Researchers at the University of Bergen (UiB) have discovered that proteins use a common chemical label to protect them from degradation, which affects motility and aging.
Proteins are key to all processes in our cells and understanding their functions and regulation is paramount.
For many years, we have known that almost all human proteins are modified by a specific chemical group, but its functional effect remains unchanged.”
Thomas Arnesen, Professor, Department of Biomedicine, University of Bergen
She explains:
“One of the most common protein modifications in human cells is N-terminal acetylation, which is the addition of a small chemical group (acetyl) to the early end (N-terminus) of a protein. The modification is initiated by a group of N-terminal acetyltransferases (NATs). Although the enzyme is “ubiquitous” in human cells, the functional role of this modification remains enigmatic, Arnesen explained.
He is an investigator in a new study that reveals that a key function of this protein modification is to protect the protein from degradation and is essential for normal longevity and motility.
CRISPR-Cas9 technology sheds new light on N-terminal acetylation
To address this question, molecular biologist and researcher Sylvia Verland spent two years at the Donnelly Center for Cellular and Biomolecular Research at the University of Toronto, Canada, supported by a FRIPRO mobility grant from the Research Council of Norway.

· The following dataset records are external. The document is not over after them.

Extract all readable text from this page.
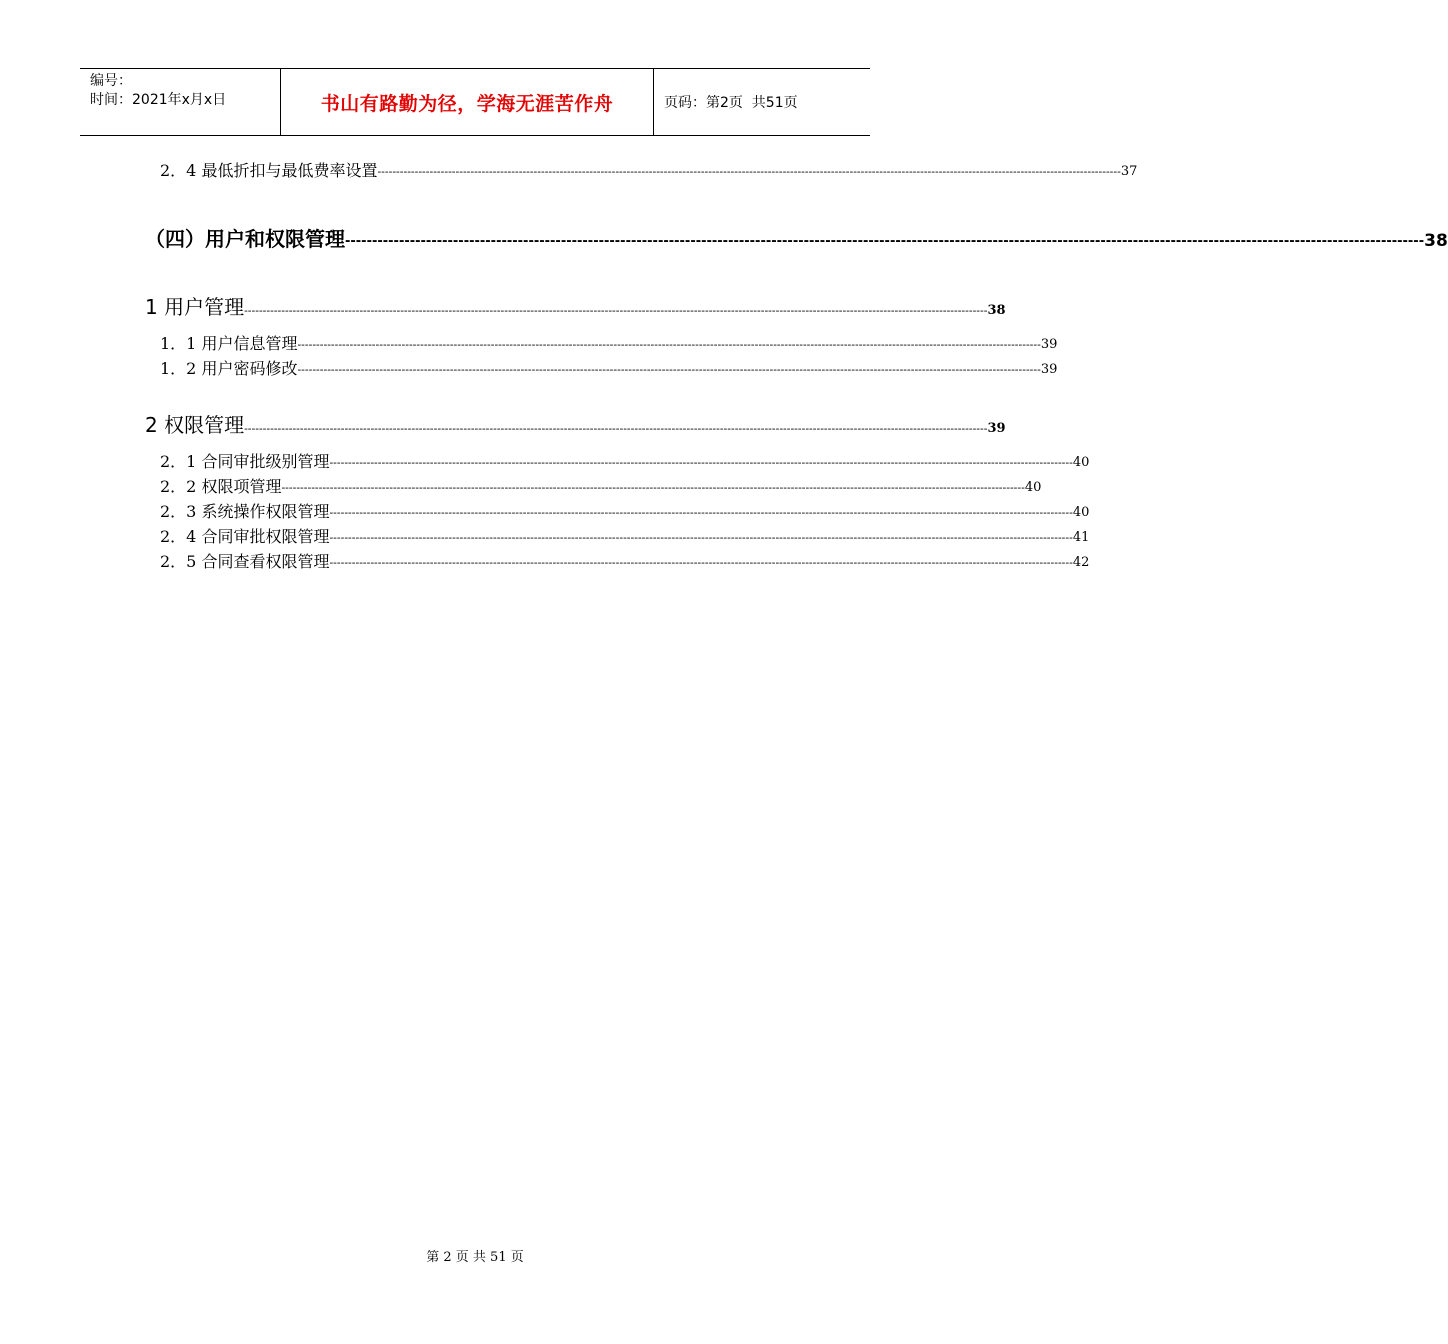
编号：
时间：2021年x月x日	书山有路勤为径，学海无涯苦作舟	页码：第2页  共51页
2．4 最低折扣与最低费率设置 -------------------------------------------------------------------------------------------------------------------------------------------------------------------------------------------------------- 37
（四）用户和权限管理 -------------------------------------------------------------------------------------------------------------------------------------------------------------------------------------------------------- 38
1 用户管理 -------------------------------------------------------------------------------------------------------------------------------------------------------------------------------------------------------- 38
1．1 用户信息管理 -------------------------------------------------------------------------------------------------------------------------------------------------------------------------------------------------------- 39
1．2 用户密码修改 -------------------------------------------------------------------------------------------------------------------------------------------------------------------------------------------------------- 39
2 权限管理 -------------------------------------------------------------------------------------------------------------------------------------------------------------------------------------------------------- 39
2．1 合同审批级别管理 -------------------------------------------------------------------------------------------------------------------------------------------------------------------------------------------------------- 40
2．2 权限项管理 -------------------------------------------------------------------------------------------------------------------------------------------------------------------------------------------------------- 40
2．3 系统操作权限管理 -------------------------------------------------------------------------------------------------------------------------------------------------------------------------------------------------------- 40
2．4 合同审批权限管理 -------------------------------------------------------------------------------------------------------------------------------------------------------------------------------------------------------- 41
2．5 合同查看权限管理 -------------------------------------------------------------------------------------------------------------------------------------------------------------------------------------------------------- 42
第 2 页 共 51 页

Here, he used the established CRISPR-Cas9 technology and robust screening platform available in an optimal scientific environment to determine the functional roles of human NAT enzymes. Verland focused on NatC, a major human NAT enzyme, and genome-wide screening of human NatC KO cells revealed many human genes likely to be involved in N-terminal acetylation.
“This research would not have seen the light of day without the inspiring scientific environment at the Donnelly Center combined with financial support from the Marie Skłodowska-Curie Actions,” said Verland.
Back in the Arnesen lab at UIB, Verland explored the molecular implications of his genetic findings with the help of PhD student Ini Kjos and other lab members. Biochemical, cell biology and proteomics experiments have demonstrated that N-terminal acetylation acts as a shield to protect many proteins from protein degradation. Proteins lacking N-terminal acetylation were recognized by the cellular degradation machinery (Figure 1).
“N-terminal acetylation has the ability to dictate the lifespan of a protein and affects our cells in many ways,” Verland said. “This is true for humans, and it’s also true for fruit flies, which are a very useful model for studying these protein changes,” he continued.
N-terminal acetylation may influence aging
In parallel, a research group of Rui Martinho, an investigator at the University of Aveiro in Portugal, was working on the biological effects of NatC-mediated N-terminal acetylation using a fruit fly model (Drosophila).
Postdoctoral researcher Rui Silva and colleagues studied flies lacking N-terminal acetylation. The two teams decided to combine their efforts and coordinated their experiments over the past two years. Flies lacking NatC were viable, but these flies had reduced longevity and reduced motility with age (Figure 2). These effects can be partially reversed by expressing a conserved protein between flies and humans that is found to be a key target of NatC protection.
Decoding the NatC puzzle
In conclusion, using an unbiased and global genetic screen combined with cellular phenotyping, the team discovered a general function for N-terminal acetylation to protect proteins from degradation in human cells.
Molecular investigations have defined the cellular factors (ubiquitin ligases) responsible for the degradation of a major class of human proteins when lacking N-terminal acetylation. A NatC-mediated protective role of specific proteins is evident in both human cells and fruit flies. The impact of these pathways on longevity and mobility in older individuals underscores the important role of protein N-terminal acetylation.
“This work uncovers some secrets and shows how N-terminal acetylation shapes individual protein fates,” concludes Thomas Arnesen.
The Norwegian part of this work was supported by research grants from the Research Council of Norway, the Norwegian Health Authorities of Western Norway, the Norwegian Cancer Society and the European Research Council (ERC).
Source:
Journal Reference:
Verland, S., etc (2023). N-terminal acetylation protects proteins from degradation and promotes age-dependent motility and longevity. Nature communication. doi.org/10.1038/s41467-023-42342-y.